Japanese scientists have solved the mystery of the 300-year-old mummy of the “mermaid of Okayama
Japanese scientists have solved the mystery of the 300-year-old mummy of the "mermaid of Okayama
With the onset of the coronavirus pandemic, priests at a temple in Japan’s Okayama prefecture removed a local shrine, the mummy of an ancient “mermaid,” from a reliquary. According to legend, a woman named Yao Bikuni once ate a whole ninge – a fish with a human head, and gained supernatural health, which allowed her to live for 800 years. The mummy of the strange creature from Okayama has long been revered by priests as a health talisman and they wanted to channel its power against the covid, but had to give the artifact to scientists instead.
The origin of the mummy is murky – there is a theory that the mermaid was caught by a local fisherman sometime between 1736 and 1741. It was the pride of several wealthy families, and then somehow ended up in the temple, probably as an offering. For a long time the mummy served as a sacred relic, but eventually began to deteriorate, and for the last 40 years it has lain for safekeeping in a closed reliquary.

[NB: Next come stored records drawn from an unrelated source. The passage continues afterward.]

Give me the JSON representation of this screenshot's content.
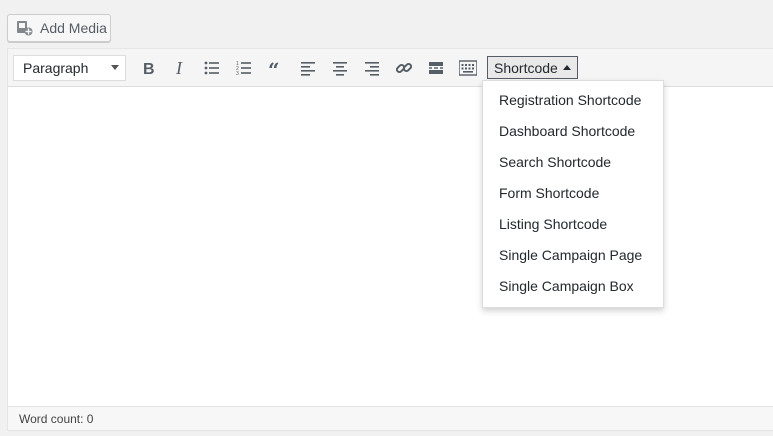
{
  "add_media": {
    "label": "Add Media",
    "icon": "media-icon"
  },
  "toolbar": {
    "format_select": {
      "value": "Paragraph"
    },
    "buttons": [
      {
        "name": "bold-icon"
      },
      {
        "name": "italic-icon"
      },
      {
        "name": "bullet-list-icon"
      },
      {
        "name": "numbered-list-icon"
      },
      {
        "name": "blockquote-icon"
      },
      {
        "name": "align-left-icon"
      },
      {
        "name": "align-center-icon"
      },
      {
        "name": "align-right-icon"
      },
      {
        "name": "link-icon"
      },
      {
        "name": "read-more-icon"
      },
      {
        "name": "toolbar-toggle-icon"
      }
    ],
    "shortcode_label": "Shortcode"
  },
  "shortcode_menu": {
    "items": [
      "Registration Shortcode",
      "Dashboard Shortcode",
      "Search Shortcode",
      "Form Shortcode",
      "Listing Shortcode",
      "Single Campaign Page",
      "Single Campaign Box"
    ]
  },
  "status": {
    "word_count": "Word count: 0"
  }
}
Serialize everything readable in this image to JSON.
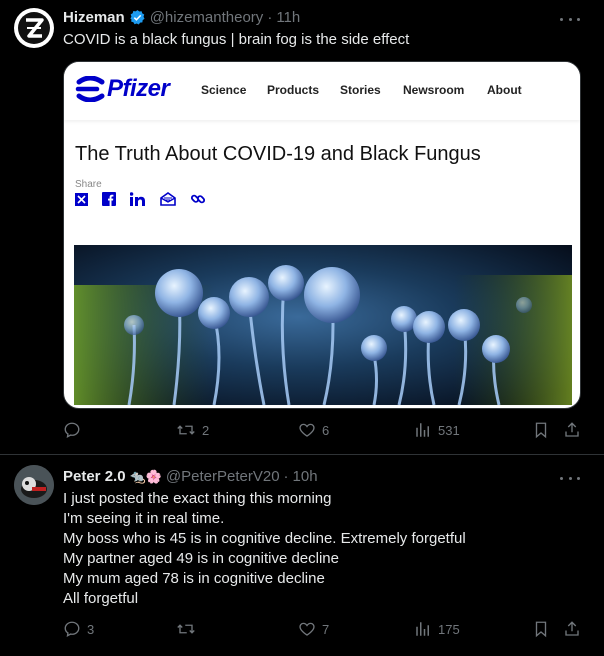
{
  "tweets": [
    {
      "author_name": "Hizeman",
      "handle": "@hizemantheory",
      "separator": "·",
      "time": "11h",
      "text": "COVID is a black fungus | brain fog is the side effect",
      "card": {
        "logo_text": "Pfizer",
        "nav": [
          "Science",
          "Products",
          "Stories",
          "Newsroom",
          "About"
        ],
        "article_title": "The Truth About COVID-19 and Black Fungus",
        "share_label": "Share"
      },
      "stats": {
        "replies": "",
        "retweets": "2",
        "likes": "6",
        "views": "531"
      }
    },
    {
      "author_name": "Peter 2.0",
      "name_emojis": "🐀🌸",
      "handle": "@PeterPeterV20",
      "separator": "·",
      "time": "10h",
      "lines": [
        "I just posted the exact thing this morning",
        "I'm seeing it in real time.",
        "My boss who is 45 is in cognitive decline. Extremely forgetful",
        "My partner aged 49 is in cognitive decline",
        "My mum aged 78 is in cognitive decline",
        "All forgetful"
      ],
      "stats": {
        "replies": "3",
        "retweets": "",
        "likes": "7",
        "views": "175"
      }
    }
  ],
  "colors": {
    "background": "#000000",
    "text": "#e7e9ea",
    "muted": "#71767b",
    "verified": "#1d9bf0",
    "pfizer_blue": "#0000c9"
  },
  "icons": [
    "reply-icon",
    "retweet-icon",
    "like-icon",
    "views-icon",
    "bookmark-icon",
    "share-icon",
    "more-icon",
    "verified-badge-icon"
  ]
}
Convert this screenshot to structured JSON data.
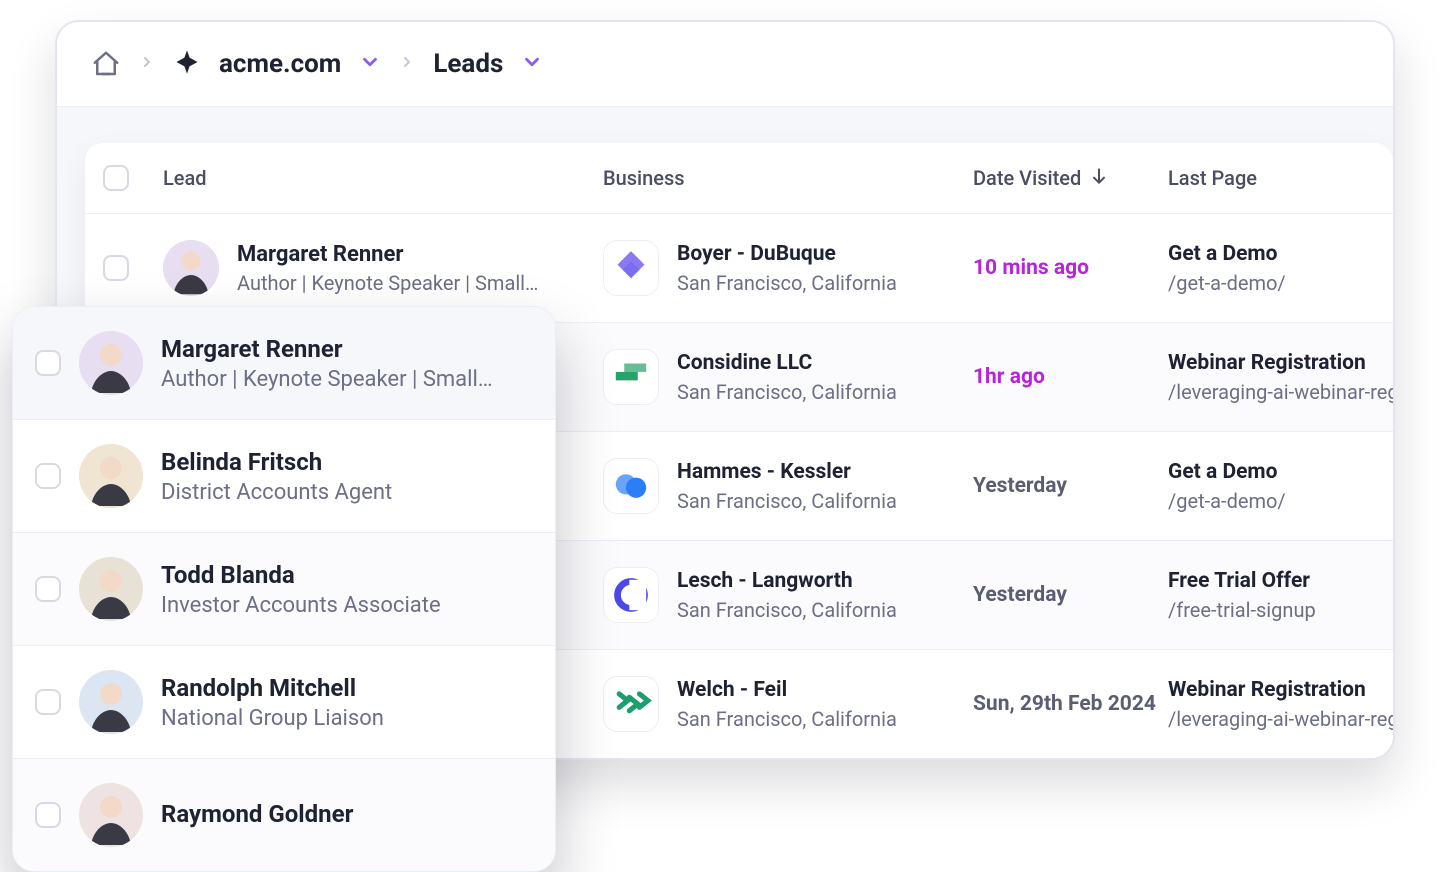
{
  "breadcrumb": {
    "site": "acme.com",
    "section": "Leads"
  },
  "columns": {
    "lead": "Lead",
    "business": "Business",
    "date": "Date Visited",
    "page": "Last Page"
  },
  "rows": [
    {
      "lead_name": "Margaret Renner",
      "lead_sub": "Author | Keynote Speaker | Small…",
      "biz_name": "Boyer - DuBuque",
      "biz_sub": "San Francisco, California",
      "date": "10 mins ago",
      "date_accent": true,
      "page_title": "Get a Demo",
      "page_path": "/get-a-demo/"
    },
    {
      "lead_name": "",
      "lead_sub": "",
      "biz_name": "Considine LLC",
      "biz_sub": "San Francisco, California",
      "date": "1hr ago",
      "date_accent": true,
      "page_title": "Webinar Registration",
      "page_path": "/leveraging-ai-webinar-register/"
    },
    {
      "lead_name": "",
      "lead_sub": "",
      "biz_name": "Hammes - Kessler",
      "biz_sub": "San Francisco, California",
      "date": "Yesterday",
      "date_accent": false,
      "page_title": "Get a Demo",
      "page_path": "/get-a-demo/"
    },
    {
      "lead_name": "",
      "lead_sub": "",
      "biz_name": "Lesch - Langworth",
      "biz_sub": "San Francisco, California",
      "date": "Yesterday",
      "date_accent": false,
      "page_title": "Free Trial Offer",
      "page_path": "/free-trial-signup"
    },
    {
      "lead_name": "",
      "lead_sub": "",
      "biz_name": "Welch - Feil",
      "biz_sub": "San Francisco, California",
      "date": "Sun, 29th Feb 2024",
      "date_accent": false,
      "page_title": "Webinar Registration",
      "page_path": "/leveraging-ai-webinar-register/"
    }
  ],
  "overlay": [
    {
      "name": "Margaret Renner",
      "sub": "Author | Keynote Speaker | Small…"
    },
    {
      "name": "Belinda Fritsch",
      "sub": "District Accounts Agent"
    },
    {
      "name": "Todd Blanda",
      "sub": "Investor Accounts Associate"
    },
    {
      "name": "Randolph Mitchell",
      "sub": "National Group Liaison"
    },
    {
      "name": "Raymond Goldner",
      "sub": ""
    }
  ],
  "logo_colors": [
    "#7c6cf2",
    "#27a36a",
    "#2b7ef5",
    "#4b49e8",
    "#1f9e6d"
  ]
}
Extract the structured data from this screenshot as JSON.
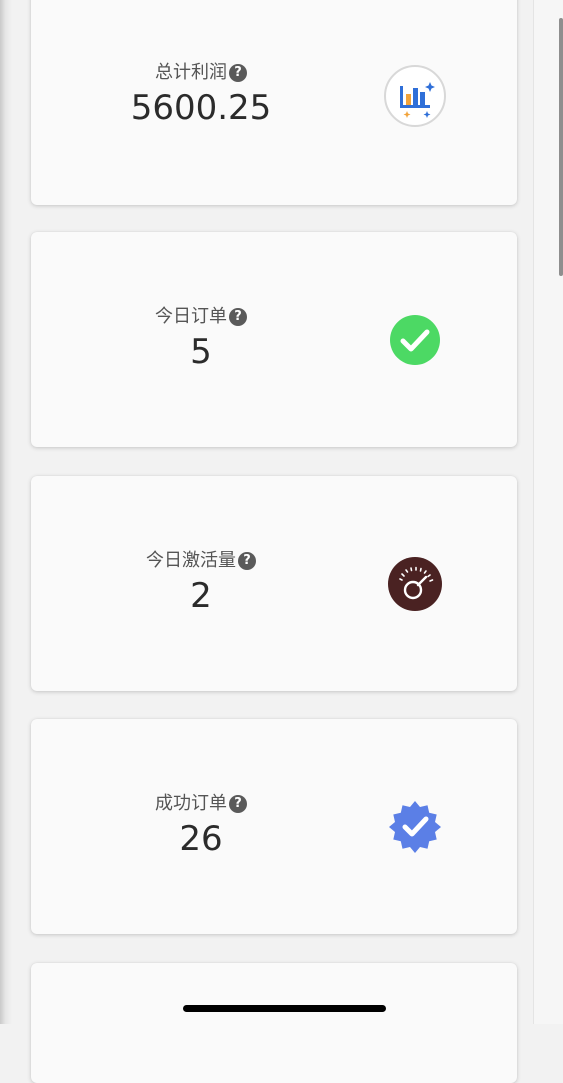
{
  "stats": [
    {
      "label": "总计利润",
      "value": "5600.25",
      "icon": "bar-chart-icon"
    },
    {
      "label": "今日订单",
      "value": "5",
      "icon": "check-circle-icon"
    },
    {
      "label": "今日激活量",
      "value": "2",
      "icon": "speedometer-icon"
    },
    {
      "label": "成功订单",
      "value": "26",
      "icon": "verified-badge-icon"
    }
  ],
  "help_glyph": "?",
  "colors": {
    "success_green": "#4cd964",
    "speedometer_brown": "#4a2222",
    "badge_blue": "#5b7fe6",
    "chart_blue": "#2f6fd8",
    "chart_orange": "#f2a33a"
  }
}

Hiroshi Kinoshita, a board member of the Okayama Folklore Preservation Society, arranged with priests to give the mummy to Kurashiki University of Science and Arts for study. There, they immediately recognized the forgery as a stuffed animal made of parts of the bodies of a monkey, a fish, and human hair and fingernails. Similar fakes are known from the Fiji Mermaid story of 1810, but scientists wondered which animals were used, so they took DNA samples and continue their research.
Journalists learned that similar mummies of “mermaids” are kept in several other temples and everywhere have the status of healing shrines. The priests do not deny that this is a man-made product, but since the mermaids themselves are of great importance to Japanese mythology, no one is against this “incarnation” of them.